On the difficulty of writing a novel

"I don't want to be a performer. I less and less want to be a performer. And I can't seem to be a performer. If I'm just writing about something moderately interesting and using interesting, well-termed sentences, it just has no life. It has to come out of some issue that's still hot in me, something that's distressing me. And there are plenty of things to be distressed about and for a long time, I was able to get a lot of energy onto the page from certain kinds of political distress, environmentalist distress — even aesthetic distress. ... And that kind of anger has become less interesting to me because it seems like a younger man's game a little bit. ...

"You are still armored in your anger. Particularly in the new book, I tried to let go of that. I found myself letting go of that. [I] went to the deeper, more upsetting things, which were much harder to get onto the page but whose presence I could feel ... like some pool of magma beneath the crust. There is heat down there, if only I could find a way to tap into it."
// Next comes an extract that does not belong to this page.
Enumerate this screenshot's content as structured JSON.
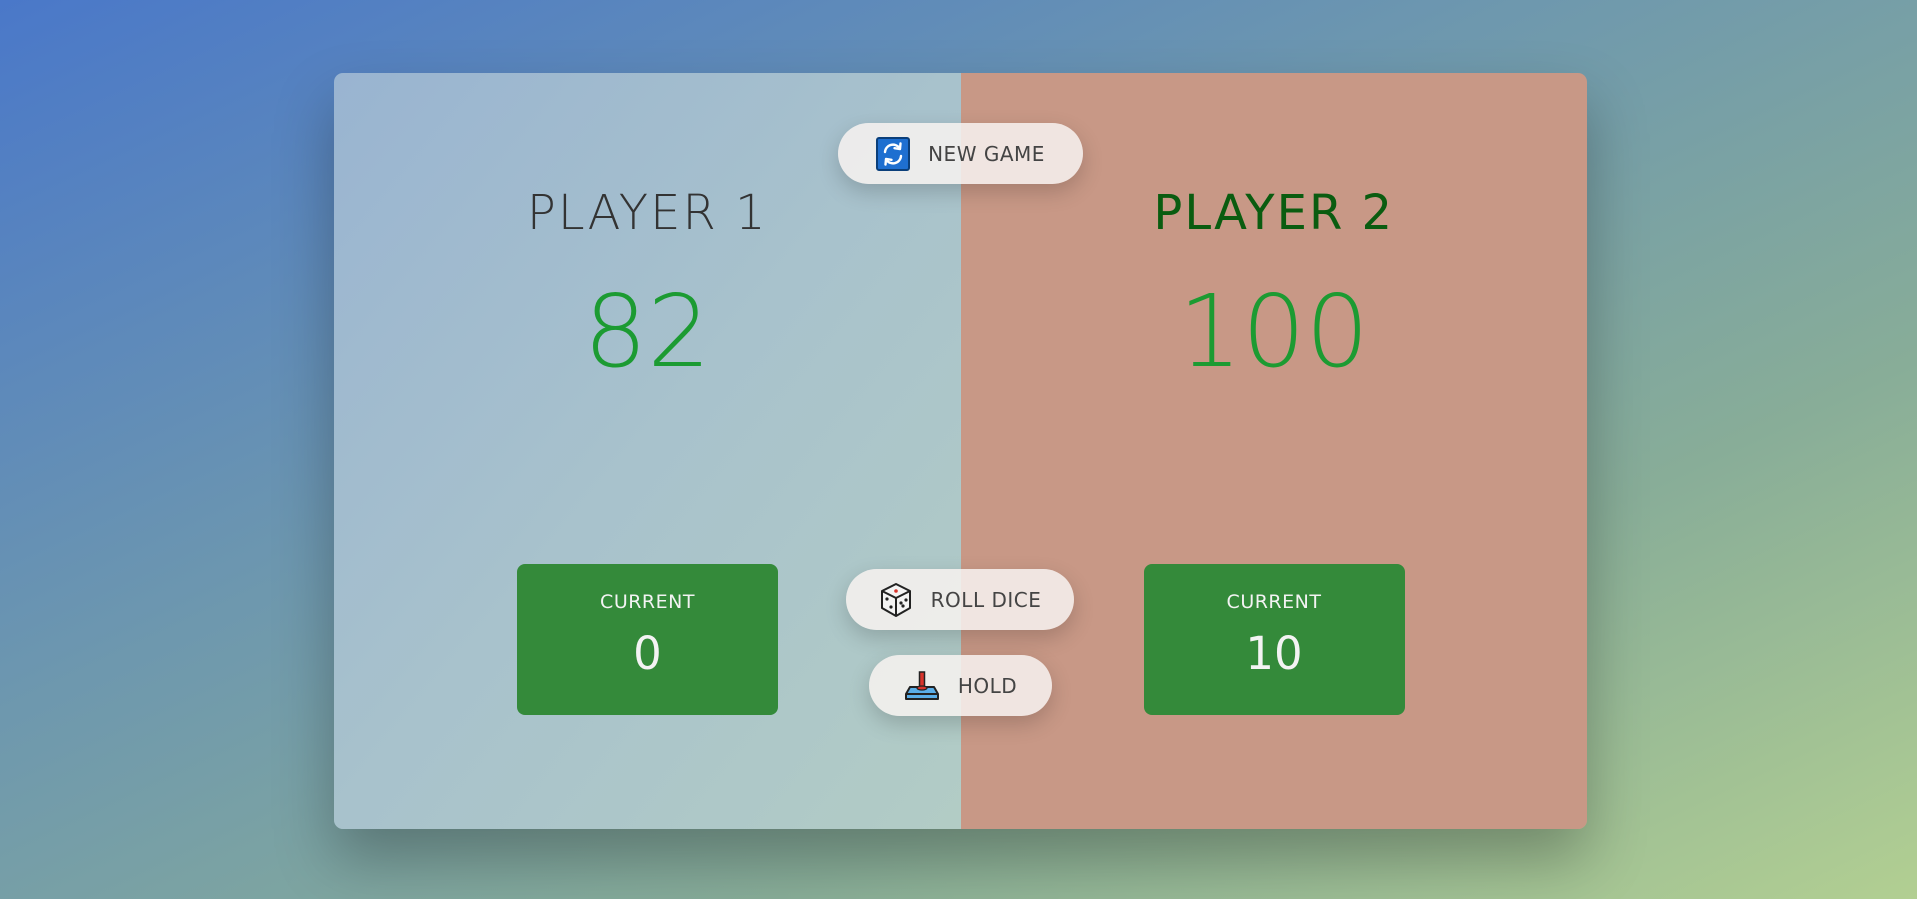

On how the Mel Brooks lyric "Hope for the best / Expect the worst" is applicable to his life

"I don't even know if I was brought up with it. I certainly witnessed it with my father, and suddenly it began to be genetically expressed in me. I think about the time I finished college, which was the early Reagan years, when there was a dark nuclear shadow over everything. I didn't have to be taught. It didn't have to be modeled for me. It really was almost hard-wired."

On writing and depression

"I wanted to write long before I was in need of therapy. But having said that, much of the work on a novel for me consists in the kind of work you might do in a paid professional's office of trying to walk back from your stuck, conflicted, miserable place to a point of a little bit more distance, from which you can begin to fashion some meaningful narrative of how you got to the stuck place. And the stuck-ness, for the working novelist — or at least for this one — has to do with not wanting to get into certain intensely fraught or private experiences... [but] feeling that it's absolutely necessary to say things that are absolutely unsay-able.
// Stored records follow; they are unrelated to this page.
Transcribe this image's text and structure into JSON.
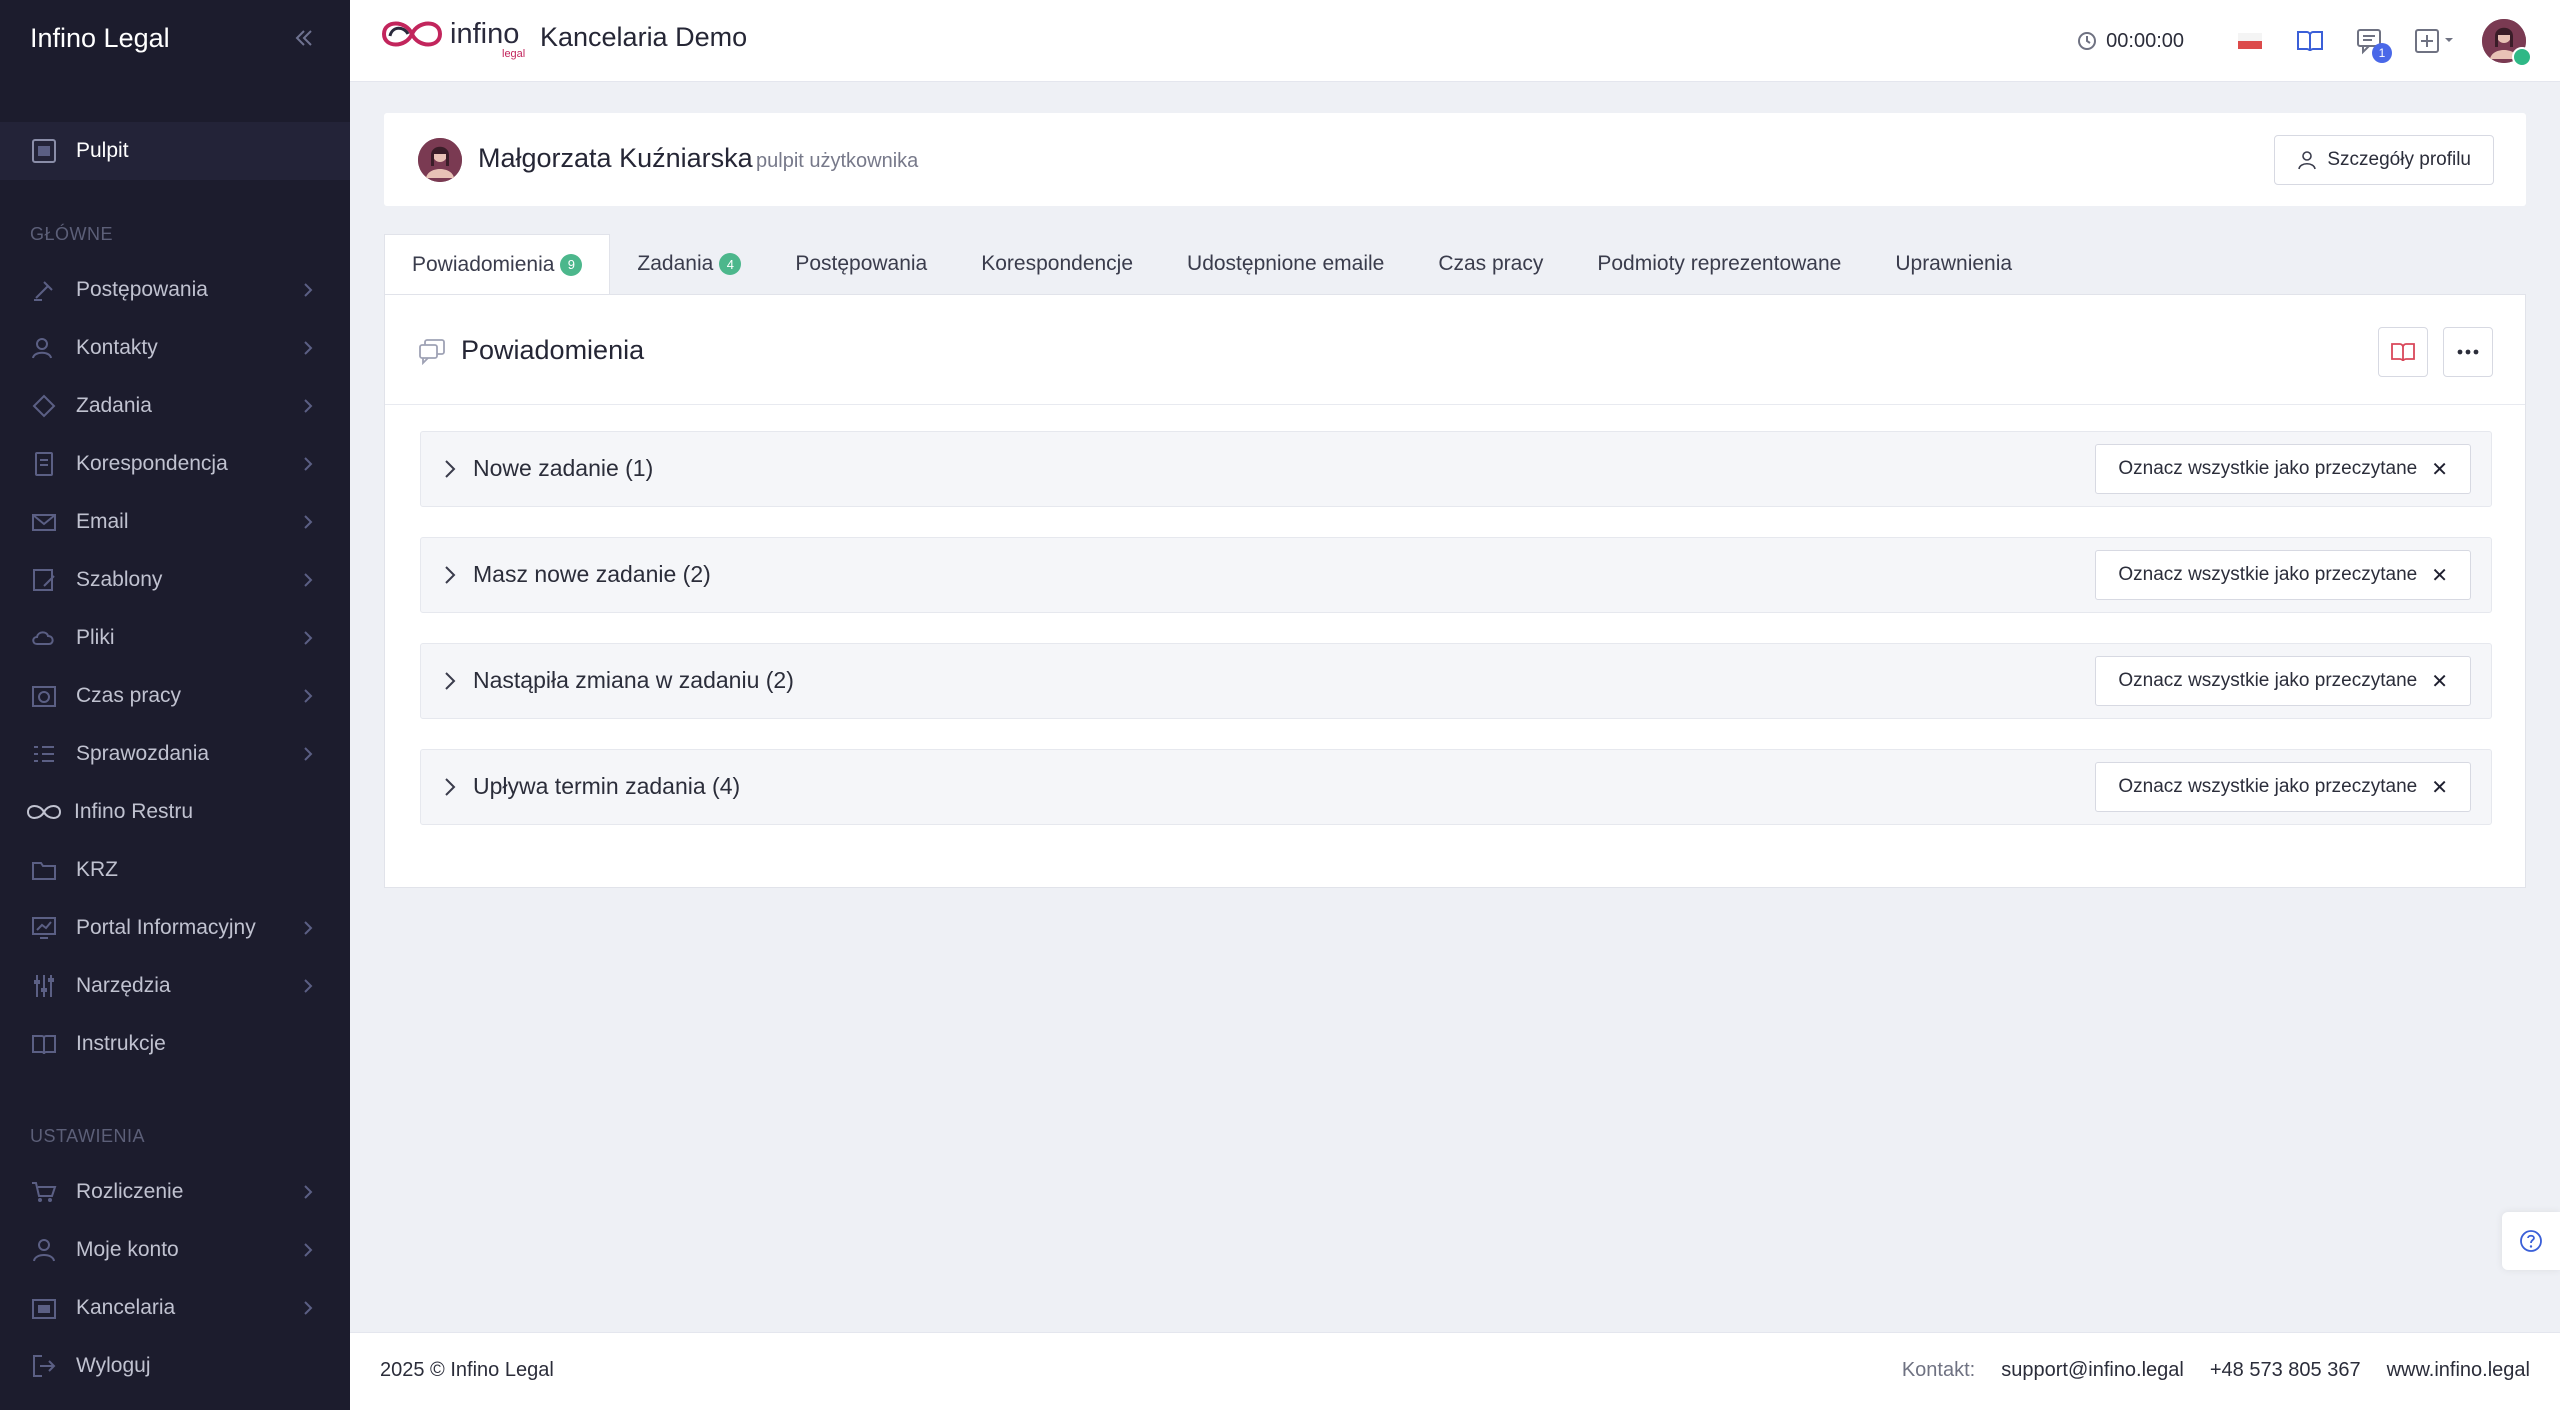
{
  "sidebar": {
    "brand": "Infino Legal",
    "pulpit": "Pulpit",
    "section_main": "GŁÓWNE",
    "items": [
      {
        "label": "Postępowania"
      },
      {
        "label": "Kontakty"
      },
      {
        "label": "Zadania"
      },
      {
        "label": "Korespondencja"
      },
      {
        "label": "Email"
      },
      {
        "label": "Szablony"
      },
      {
        "label": "Pliki"
      },
      {
        "label": "Czas pracy"
      },
      {
        "label": "Sprawozdania"
      },
      {
        "label": "Infino Restru"
      },
      {
        "label": "KRZ"
      },
      {
        "label": "Portal Informacyjny"
      },
      {
        "label": "Narzędzia"
      },
      {
        "label": "Instrukcje"
      }
    ],
    "section_settings": "USTAWIENIA",
    "settings_items": [
      {
        "label": "Rozliczenie"
      },
      {
        "label": "Moje konto"
      },
      {
        "label": "Kancelaria"
      },
      {
        "label": "Wyloguj"
      }
    ]
  },
  "topbar": {
    "logo_text": "infino",
    "logo_sub": "legal",
    "org_name": "Kancelaria Demo",
    "timer": "00:00:00",
    "messages_count": "1"
  },
  "user": {
    "name": "Małgorzata Kuźniarska",
    "subtitle": "pulpit użytkownika",
    "profile_button": "Szczegóły profilu"
  },
  "tabs": [
    {
      "label": "Powiadomienia",
      "count": "9"
    },
    {
      "label": "Zadania",
      "count": "4"
    },
    {
      "label": "Postępowania"
    },
    {
      "label": "Korespondencje"
    },
    {
      "label": "Udostępnione emaile"
    },
    {
      "label": "Czas pracy"
    },
    {
      "label": "Podmioty reprezentowane"
    },
    {
      "label": "Uprawnienia"
    }
  ],
  "notifications": {
    "title": "Powiadomienia",
    "groups": [
      {
        "title": "Nowe zadanie (1)",
        "action": "Oznacz wszystkie jako przeczytane"
      },
      {
        "title": "Masz nowe zadanie (2)",
        "action": "Oznacz wszystkie jako przeczytane"
      },
      {
        "title": "Nastąpiła zmiana w zadaniu (2)",
        "action": "Oznacz wszystkie jako przeczytane"
      },
      {
        "title": "Upływa termin zadania (4)",
        "action": "Oznacz wszystkie jako przeczytane"
      }
    ]
  },
  "footer": {
    "copyright": "2025 © Infino Legal",
    "contact_label": "Kontakt:",
    "email": "support@infino.legal",
    "phone": "+48 573 805 367",
    "website": "www.infino.legal"
  },
  "colors": {
    "sidebar_bg": "#1c1c2d",
    "accent_green": "#4cb78c",
    "accent_blue": "#4a68e8",
    "brand_red": "#c2255c"
  }
}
"And I keep trying — I kept trying, through much of the last decade — to access these subjects, these dreamlike relations with important people from my past in direct ways.... So there was a lot of self-psychoanalysis, certainly, that goes into the work. And, along the way, becoming depressed — although it certainly feels lousy — comes to be a key and important symptom. It's a flag. And it's almost as if, when I start to crash, I know I'm getting somewhere because it's being pushed to a crisis."